The European Commission announced it will approve, under the EU Merger Regulation, the proposed acquisition of Nets’ account-to-account payment business by Mastercard.
The decision is conditional on the transfer of a license for Nets’ “Realtime 24/7” technology for account-to-account core infrastructure services as well as of the relevant personnel and other assets.
“Companies and citizens seek competitive and innovative payment solutions for their banking transactions. This merger, as originally notified, would have significantly reduced competition in the market for account-to-account core infrastructure services and undermined the development of new real-time payment solutions, which are becoming increasingly important,” says Margrethe Vestager, Executive Vice-President, responsible for competition policy.
“Today’s decision ensures that effective competition is preserved and facilitates the emergence of a new provider of real-time payment infrastructure services in the European Economic Area.”
The Commission’s investigation
The Commission’s investigation focused on the markets for the provision of account-to-account core infrastructure services “A2A CIS”and account-to-account payment services “A2A payment services”, where the activities of the Mastercard and the target business mainly overlap in the European Economic Area (EEA).
A2A CIS allow to process payments, including real-time payments, directly from one bank account to another, without the need for a card. They can be provided either as a software-only solution or as a managed solution consisting of the provision of the A2A core infrastructure (including the software, together with the hardware and the telecommunication networks and processes), as well as the management and operation of the infrastructure.
The Commission found that the transaction, as originally notified, would have raised competition concerns in the EEA market for A2A CIS in relation to managed solutions. In this market, both companies have strong positions and the transaction would have led to the strengthening of the leading player, Mastercard.
The Commission also found that the parties closely compete with each other, having been shortlisted by customers in a higher number of EEA tenders compared to other players. Finally, the Commission’s investigation revealed that the parties face a limited number of credible competitors in the provision of A2A CIS managed services, whereas the market for the provision of A2A CIS software-only solutions is generally more competitive.
The Commission was therefore concerned that the proposed acquisition would harm competition and lead to higher prices and less choice in the market for the provision of A2A CIS as managed services.
The Commission’s investigation did not identify competition concerns in the various national markets for A2A payment services, which are end-user services/applications to transfer money from one bank account to another, within the EEA. In particular, the Commission found that the companies’ activities only overlap in the Nordic region, where Nets’ A2A payment business’ existing solutions are expected to lose relevance irrespective of the transaction, as they will soon be replaced by cheaper and more innovative solutions.
The proposed remedies
To address the Commission’s concerns, Mastercard and Nets offered to transfer to a suitable purchaser a global license to distribute, supply, sell, develop, modify, upgrade or otherwise use Nets’ Realtime 24/7 technology, with which the target business currently competes in A2A CIS tenders.

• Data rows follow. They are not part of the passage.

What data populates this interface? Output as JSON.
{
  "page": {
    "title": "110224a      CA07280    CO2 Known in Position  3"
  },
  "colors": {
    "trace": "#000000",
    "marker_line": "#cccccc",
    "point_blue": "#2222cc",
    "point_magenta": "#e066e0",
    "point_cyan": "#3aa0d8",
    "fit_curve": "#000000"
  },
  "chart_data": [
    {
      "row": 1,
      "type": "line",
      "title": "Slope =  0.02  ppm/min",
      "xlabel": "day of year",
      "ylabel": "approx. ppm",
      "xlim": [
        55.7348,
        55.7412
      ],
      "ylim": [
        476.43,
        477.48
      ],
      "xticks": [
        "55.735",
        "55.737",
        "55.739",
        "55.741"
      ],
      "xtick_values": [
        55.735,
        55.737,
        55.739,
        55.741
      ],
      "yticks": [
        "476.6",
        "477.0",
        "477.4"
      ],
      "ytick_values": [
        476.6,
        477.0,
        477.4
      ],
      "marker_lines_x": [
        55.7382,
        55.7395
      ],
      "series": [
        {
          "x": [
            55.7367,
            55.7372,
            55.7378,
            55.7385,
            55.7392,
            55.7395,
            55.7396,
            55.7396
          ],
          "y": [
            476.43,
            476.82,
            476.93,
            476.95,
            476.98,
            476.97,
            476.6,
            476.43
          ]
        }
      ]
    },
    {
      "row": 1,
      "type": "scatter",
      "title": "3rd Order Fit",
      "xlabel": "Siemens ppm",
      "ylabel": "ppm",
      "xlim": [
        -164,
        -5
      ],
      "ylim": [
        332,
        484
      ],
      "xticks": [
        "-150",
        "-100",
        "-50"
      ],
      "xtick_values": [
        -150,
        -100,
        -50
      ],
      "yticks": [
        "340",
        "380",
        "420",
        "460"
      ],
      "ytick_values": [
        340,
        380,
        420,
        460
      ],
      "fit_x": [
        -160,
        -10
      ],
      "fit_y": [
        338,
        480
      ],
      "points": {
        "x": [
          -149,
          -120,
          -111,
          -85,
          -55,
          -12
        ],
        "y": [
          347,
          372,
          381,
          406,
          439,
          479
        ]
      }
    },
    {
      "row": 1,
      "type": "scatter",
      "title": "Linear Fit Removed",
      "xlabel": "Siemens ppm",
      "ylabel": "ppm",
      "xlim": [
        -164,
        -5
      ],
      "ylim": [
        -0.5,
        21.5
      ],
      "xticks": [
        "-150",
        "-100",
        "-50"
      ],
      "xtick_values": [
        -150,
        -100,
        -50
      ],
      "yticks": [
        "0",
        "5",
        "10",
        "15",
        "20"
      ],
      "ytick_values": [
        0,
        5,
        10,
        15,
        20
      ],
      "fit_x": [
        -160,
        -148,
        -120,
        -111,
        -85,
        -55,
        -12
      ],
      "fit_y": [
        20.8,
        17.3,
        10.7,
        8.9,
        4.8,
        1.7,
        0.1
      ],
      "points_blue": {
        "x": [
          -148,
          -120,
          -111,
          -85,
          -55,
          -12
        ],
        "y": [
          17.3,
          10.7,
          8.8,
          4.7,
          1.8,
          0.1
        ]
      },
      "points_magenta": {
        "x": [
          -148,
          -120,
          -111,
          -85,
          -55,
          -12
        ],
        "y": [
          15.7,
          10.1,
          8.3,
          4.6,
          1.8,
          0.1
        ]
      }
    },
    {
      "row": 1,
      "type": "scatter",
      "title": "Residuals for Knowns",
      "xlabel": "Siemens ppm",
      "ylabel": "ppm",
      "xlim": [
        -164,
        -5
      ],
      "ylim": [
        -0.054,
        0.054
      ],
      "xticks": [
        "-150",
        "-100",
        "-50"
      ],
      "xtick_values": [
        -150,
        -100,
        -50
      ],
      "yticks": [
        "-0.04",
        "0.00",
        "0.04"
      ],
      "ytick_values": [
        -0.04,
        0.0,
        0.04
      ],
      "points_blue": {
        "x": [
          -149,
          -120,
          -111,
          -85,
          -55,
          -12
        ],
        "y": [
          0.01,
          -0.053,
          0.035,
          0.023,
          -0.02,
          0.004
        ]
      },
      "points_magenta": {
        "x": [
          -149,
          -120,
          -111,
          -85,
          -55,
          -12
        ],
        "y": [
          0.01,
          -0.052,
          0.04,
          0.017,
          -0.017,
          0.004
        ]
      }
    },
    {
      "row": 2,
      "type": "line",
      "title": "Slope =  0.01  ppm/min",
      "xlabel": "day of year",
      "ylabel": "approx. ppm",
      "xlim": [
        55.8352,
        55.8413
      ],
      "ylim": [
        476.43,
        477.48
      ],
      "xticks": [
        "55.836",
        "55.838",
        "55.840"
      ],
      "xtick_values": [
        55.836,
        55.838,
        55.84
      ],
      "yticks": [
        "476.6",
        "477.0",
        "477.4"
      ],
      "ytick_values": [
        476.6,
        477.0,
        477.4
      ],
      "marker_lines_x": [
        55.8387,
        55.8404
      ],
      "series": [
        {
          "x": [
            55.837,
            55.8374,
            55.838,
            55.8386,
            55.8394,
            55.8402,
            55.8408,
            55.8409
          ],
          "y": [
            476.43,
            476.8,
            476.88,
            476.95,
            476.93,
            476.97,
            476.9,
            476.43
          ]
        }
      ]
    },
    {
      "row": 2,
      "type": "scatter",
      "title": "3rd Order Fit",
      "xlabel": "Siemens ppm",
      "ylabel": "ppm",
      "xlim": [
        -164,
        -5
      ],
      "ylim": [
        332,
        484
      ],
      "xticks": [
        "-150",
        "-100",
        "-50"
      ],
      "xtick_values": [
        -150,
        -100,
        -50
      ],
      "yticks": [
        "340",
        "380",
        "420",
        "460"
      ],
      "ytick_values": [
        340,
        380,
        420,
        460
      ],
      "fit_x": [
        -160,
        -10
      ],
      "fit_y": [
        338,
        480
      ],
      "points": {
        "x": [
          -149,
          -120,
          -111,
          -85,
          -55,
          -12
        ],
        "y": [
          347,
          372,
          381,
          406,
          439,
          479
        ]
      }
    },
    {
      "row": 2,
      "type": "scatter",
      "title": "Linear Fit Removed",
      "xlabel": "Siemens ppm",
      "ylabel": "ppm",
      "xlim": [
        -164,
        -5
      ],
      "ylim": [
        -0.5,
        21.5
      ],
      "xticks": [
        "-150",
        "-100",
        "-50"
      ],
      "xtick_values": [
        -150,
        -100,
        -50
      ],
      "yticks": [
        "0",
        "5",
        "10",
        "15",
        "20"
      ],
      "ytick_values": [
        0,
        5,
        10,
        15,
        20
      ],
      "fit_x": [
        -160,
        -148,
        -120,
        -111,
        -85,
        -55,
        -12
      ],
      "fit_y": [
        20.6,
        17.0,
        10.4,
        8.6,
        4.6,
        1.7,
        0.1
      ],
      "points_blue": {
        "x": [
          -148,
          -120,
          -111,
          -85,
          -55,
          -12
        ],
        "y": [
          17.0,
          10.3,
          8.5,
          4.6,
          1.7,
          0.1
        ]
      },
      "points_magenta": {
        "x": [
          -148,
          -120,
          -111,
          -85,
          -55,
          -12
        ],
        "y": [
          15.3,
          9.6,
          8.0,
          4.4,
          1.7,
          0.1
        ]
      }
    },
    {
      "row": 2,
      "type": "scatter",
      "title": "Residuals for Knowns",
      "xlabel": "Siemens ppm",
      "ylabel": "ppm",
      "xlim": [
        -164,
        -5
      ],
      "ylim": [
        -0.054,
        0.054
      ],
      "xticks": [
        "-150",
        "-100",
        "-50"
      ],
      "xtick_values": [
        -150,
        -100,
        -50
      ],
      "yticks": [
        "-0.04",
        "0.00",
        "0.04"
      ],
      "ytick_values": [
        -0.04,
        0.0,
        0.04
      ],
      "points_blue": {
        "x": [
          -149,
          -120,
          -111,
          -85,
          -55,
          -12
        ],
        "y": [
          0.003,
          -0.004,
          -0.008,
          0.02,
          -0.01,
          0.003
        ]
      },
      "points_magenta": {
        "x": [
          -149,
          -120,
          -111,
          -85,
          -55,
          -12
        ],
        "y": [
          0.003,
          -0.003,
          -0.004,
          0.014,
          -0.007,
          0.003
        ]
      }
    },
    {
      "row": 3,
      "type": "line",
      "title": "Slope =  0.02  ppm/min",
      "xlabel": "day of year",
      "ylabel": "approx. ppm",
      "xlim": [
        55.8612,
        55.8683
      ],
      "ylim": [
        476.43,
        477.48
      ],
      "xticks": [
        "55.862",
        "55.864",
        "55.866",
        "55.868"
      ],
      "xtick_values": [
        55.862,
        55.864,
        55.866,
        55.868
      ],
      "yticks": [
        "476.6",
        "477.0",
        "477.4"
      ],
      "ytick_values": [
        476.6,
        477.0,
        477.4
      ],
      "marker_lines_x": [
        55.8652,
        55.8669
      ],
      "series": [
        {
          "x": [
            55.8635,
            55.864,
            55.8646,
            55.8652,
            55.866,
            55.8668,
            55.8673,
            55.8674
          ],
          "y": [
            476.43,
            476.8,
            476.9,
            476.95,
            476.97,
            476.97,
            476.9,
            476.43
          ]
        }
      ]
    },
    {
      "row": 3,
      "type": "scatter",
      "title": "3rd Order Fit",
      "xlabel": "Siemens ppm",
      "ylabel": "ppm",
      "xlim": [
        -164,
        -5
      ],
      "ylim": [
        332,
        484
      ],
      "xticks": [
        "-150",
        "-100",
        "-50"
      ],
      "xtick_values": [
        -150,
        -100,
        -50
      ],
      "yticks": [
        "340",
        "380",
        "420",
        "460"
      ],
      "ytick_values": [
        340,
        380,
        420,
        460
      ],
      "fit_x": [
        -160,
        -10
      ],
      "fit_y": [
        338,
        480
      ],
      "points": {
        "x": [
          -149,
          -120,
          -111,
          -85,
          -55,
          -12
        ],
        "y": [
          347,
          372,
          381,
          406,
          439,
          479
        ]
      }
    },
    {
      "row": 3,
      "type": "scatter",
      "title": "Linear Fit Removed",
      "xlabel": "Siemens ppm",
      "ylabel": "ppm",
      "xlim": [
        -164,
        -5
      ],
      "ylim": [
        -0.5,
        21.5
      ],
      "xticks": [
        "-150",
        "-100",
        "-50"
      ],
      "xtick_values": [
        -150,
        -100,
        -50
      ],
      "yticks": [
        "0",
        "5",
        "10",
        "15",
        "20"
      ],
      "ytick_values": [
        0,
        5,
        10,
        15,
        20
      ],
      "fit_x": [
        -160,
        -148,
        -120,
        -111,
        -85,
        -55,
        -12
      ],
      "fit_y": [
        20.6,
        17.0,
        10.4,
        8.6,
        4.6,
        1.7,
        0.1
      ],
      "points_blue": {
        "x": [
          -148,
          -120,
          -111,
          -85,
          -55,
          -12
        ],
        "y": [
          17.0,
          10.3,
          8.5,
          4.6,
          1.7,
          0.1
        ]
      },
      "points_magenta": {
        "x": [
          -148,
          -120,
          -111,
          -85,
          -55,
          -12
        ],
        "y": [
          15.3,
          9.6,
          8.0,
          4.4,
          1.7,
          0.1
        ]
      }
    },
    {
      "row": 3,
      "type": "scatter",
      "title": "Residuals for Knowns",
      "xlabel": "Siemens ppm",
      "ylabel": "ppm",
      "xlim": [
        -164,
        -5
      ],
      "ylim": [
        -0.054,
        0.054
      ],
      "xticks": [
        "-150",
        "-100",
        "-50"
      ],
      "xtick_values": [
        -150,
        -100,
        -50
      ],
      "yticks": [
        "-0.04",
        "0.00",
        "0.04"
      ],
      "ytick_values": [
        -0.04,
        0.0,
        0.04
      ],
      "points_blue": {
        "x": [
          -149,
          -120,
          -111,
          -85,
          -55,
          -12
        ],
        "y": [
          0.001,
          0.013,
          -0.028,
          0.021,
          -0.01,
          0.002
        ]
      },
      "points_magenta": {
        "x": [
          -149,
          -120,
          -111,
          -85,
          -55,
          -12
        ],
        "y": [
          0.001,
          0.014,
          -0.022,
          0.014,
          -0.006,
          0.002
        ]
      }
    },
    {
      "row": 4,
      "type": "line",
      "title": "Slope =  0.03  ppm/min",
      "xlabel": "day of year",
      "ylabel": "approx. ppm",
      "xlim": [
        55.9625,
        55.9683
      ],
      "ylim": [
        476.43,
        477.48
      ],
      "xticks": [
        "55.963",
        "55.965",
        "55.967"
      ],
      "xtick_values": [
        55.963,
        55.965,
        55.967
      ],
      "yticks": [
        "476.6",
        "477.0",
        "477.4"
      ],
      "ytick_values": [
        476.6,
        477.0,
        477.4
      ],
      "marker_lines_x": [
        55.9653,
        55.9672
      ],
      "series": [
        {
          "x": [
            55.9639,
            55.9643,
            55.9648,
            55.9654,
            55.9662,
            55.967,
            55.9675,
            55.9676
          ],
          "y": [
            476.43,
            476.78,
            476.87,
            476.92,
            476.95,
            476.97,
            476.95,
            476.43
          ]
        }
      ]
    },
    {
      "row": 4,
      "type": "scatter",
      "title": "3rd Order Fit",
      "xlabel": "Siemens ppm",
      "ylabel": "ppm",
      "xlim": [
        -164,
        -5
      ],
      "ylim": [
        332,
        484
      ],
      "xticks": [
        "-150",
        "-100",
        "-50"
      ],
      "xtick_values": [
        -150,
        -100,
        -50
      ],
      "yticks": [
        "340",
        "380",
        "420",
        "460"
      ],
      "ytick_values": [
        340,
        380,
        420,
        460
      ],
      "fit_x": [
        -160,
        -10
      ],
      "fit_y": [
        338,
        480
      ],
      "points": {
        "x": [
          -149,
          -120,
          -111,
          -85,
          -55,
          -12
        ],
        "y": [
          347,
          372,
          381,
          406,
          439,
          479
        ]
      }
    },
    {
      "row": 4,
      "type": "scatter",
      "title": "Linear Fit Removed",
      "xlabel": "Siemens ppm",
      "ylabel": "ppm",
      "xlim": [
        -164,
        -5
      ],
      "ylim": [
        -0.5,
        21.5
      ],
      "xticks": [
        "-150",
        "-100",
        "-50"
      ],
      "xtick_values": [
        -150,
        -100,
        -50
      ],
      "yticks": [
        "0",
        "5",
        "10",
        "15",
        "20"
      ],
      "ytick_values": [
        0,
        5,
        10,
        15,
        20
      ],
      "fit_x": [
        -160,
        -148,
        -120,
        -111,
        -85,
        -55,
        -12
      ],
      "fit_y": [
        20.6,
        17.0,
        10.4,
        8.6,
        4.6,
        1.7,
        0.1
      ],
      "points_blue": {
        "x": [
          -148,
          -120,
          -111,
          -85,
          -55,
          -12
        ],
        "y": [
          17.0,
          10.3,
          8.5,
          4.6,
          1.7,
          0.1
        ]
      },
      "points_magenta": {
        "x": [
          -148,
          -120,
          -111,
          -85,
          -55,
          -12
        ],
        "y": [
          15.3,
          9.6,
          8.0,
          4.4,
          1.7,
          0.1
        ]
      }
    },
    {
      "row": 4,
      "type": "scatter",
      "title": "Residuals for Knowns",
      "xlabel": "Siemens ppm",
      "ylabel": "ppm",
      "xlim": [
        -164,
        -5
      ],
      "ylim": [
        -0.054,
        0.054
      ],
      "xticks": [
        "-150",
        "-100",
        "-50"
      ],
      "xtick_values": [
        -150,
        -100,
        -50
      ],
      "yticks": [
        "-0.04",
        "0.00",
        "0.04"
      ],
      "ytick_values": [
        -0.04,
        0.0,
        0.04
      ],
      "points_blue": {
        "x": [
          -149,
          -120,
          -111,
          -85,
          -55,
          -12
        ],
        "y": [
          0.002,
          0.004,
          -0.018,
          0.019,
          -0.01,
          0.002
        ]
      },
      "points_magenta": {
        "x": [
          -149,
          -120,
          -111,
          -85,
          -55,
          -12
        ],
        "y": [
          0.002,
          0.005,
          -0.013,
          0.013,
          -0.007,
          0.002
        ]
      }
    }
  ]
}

In particular, the purchaser will have access to the licensed technology on an exclusive basis in the EEA and, on a non-exclusive basis, outside of the EEA. The transfer also includes all necessary personnel and services, such as consultancy services and transitional support services, including access to all necessary components and capabilities to provide managed services based on Nets’ Realtime 24/7 technology.
The proposed commitments fully address the Commission’s competition concerns, as they will increase competition in the market for the provision of A2A CIS as managed services in the EEA, by allowing a new player to effectively and credibly compete in this space.
The Commission therefore concluded that the proposed transaction, as modified by the commitments, no longer raises competition concerns in the EEA. The decision is conditional upon full compliance with the commitments.